No doubt the Medicis truly appreciated art, but Mr Parks is under no illusions about the ultimate purpose of the family’s patronage. It was designed to make Florentines feel so good about the city that they were willing to suppress their Republican instincts, and surrender political power to the Medici. It was brilliantly done. Niccolò Machiavelli praised Cosimo’s ability to mix power with grace. But one of his first acts on becoming leader in 1434 was to change the rules which had curtailed banking operations. Mr Parks is a quick study, and his explanation of bills of exchange and trade finance in 15th century Europe is a model for all economic historians. Consequently, when he says that one of Cosimo’s first actions was to legalise “dry exchange” – a clever banker’s shortcut to escape the church’s strict laws against usury – we understand that the inspiration is self-interested and the motive is profit. Mr Parks, who is sceptical about bankers, writes about them with pace, wit and some passion.
The Medici dynasty was not long lived. It began with Cosimo’s father in 1397 and ended in 1494 with the flight of Lorenzo’s son, Piero. Mr Parks asserts that the bank’s attraction to power eventually proved fatal. No banker can be a prudent lender when he is buying influence in court and financing armies, and lending to clients who considered repayment somehow undignified.

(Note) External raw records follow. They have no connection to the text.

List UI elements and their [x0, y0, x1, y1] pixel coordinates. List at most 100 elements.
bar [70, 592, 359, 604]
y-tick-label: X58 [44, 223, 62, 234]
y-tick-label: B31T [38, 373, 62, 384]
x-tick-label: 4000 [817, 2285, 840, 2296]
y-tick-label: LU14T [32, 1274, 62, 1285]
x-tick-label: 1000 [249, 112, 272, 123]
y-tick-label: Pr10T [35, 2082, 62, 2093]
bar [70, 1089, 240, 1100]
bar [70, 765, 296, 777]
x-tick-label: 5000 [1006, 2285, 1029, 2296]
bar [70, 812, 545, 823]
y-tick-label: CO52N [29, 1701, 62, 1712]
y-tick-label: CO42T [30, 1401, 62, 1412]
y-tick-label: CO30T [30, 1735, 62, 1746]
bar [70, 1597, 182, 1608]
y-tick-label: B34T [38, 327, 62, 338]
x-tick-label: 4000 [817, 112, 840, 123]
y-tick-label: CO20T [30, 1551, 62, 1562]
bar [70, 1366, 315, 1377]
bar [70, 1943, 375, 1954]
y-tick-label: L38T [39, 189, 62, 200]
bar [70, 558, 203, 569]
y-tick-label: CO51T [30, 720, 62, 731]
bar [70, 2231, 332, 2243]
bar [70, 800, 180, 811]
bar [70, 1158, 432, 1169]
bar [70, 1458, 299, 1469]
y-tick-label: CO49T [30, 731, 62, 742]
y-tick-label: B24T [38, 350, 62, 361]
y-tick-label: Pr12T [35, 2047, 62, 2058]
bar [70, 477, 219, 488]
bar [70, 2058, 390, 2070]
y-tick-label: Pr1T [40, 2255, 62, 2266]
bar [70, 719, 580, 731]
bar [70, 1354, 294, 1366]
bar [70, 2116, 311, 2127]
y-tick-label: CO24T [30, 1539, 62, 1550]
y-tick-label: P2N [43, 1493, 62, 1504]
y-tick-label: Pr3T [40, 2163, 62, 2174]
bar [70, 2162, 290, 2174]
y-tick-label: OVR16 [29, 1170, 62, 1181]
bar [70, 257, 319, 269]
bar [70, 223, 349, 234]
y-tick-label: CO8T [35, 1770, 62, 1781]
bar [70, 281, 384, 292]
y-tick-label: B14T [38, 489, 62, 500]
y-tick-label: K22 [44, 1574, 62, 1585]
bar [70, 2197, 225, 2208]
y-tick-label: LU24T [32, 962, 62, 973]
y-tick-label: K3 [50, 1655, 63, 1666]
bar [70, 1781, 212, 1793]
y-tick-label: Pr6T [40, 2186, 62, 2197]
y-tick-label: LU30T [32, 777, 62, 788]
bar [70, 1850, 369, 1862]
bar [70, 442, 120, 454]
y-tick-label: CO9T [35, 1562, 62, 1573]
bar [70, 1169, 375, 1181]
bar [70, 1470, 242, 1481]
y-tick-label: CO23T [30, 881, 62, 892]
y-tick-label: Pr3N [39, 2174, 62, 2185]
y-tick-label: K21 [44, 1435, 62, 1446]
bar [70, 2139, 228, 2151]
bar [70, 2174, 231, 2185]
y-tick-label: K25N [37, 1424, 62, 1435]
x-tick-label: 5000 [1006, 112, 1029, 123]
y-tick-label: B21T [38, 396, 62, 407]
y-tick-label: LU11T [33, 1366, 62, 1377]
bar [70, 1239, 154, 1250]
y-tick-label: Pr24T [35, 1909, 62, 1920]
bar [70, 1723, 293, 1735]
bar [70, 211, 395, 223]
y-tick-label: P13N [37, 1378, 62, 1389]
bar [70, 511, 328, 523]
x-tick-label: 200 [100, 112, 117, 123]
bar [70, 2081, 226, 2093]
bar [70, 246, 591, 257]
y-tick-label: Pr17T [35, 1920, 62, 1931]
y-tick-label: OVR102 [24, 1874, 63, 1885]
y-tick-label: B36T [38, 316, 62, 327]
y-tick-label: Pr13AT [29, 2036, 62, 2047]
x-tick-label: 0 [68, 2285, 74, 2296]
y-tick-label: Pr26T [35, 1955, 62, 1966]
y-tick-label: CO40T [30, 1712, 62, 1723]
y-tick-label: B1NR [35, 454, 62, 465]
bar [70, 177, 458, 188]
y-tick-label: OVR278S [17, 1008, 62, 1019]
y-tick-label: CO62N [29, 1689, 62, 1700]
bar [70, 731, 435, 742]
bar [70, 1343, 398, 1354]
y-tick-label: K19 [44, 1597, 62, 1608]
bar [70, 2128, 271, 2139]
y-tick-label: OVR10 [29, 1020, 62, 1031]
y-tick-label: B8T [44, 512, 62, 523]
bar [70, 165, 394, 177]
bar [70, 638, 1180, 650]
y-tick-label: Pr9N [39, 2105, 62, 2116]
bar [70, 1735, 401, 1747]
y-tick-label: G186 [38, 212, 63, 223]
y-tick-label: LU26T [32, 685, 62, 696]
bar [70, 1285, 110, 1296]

By the time Lorenzo was in charge, he was not in control. Non-productive loans, such as those to an English king, Edward IV, by the London branch helped bring down the Medici Bank, just as Edward III’s failure to repay huge Italian loans had destroyed the Bardi and Peruzzi banks in the 1340s.
But the collapse of the Medici bank was not the end of the line. Lorenzo had arranged for his younger son, Giovanni, to enter the priesthood at the age of eight, and had been able to promote the boy’s elevation to cardinal when he was only 13. Giovanni went on to become Pope Leo X and nurtured the family’s fortunes in Rome so well that Lorenzo’s great grandson was able to return to Florence in 1537 as Duke Cosimo I. the second Medici dynasty had nothing to do with banking.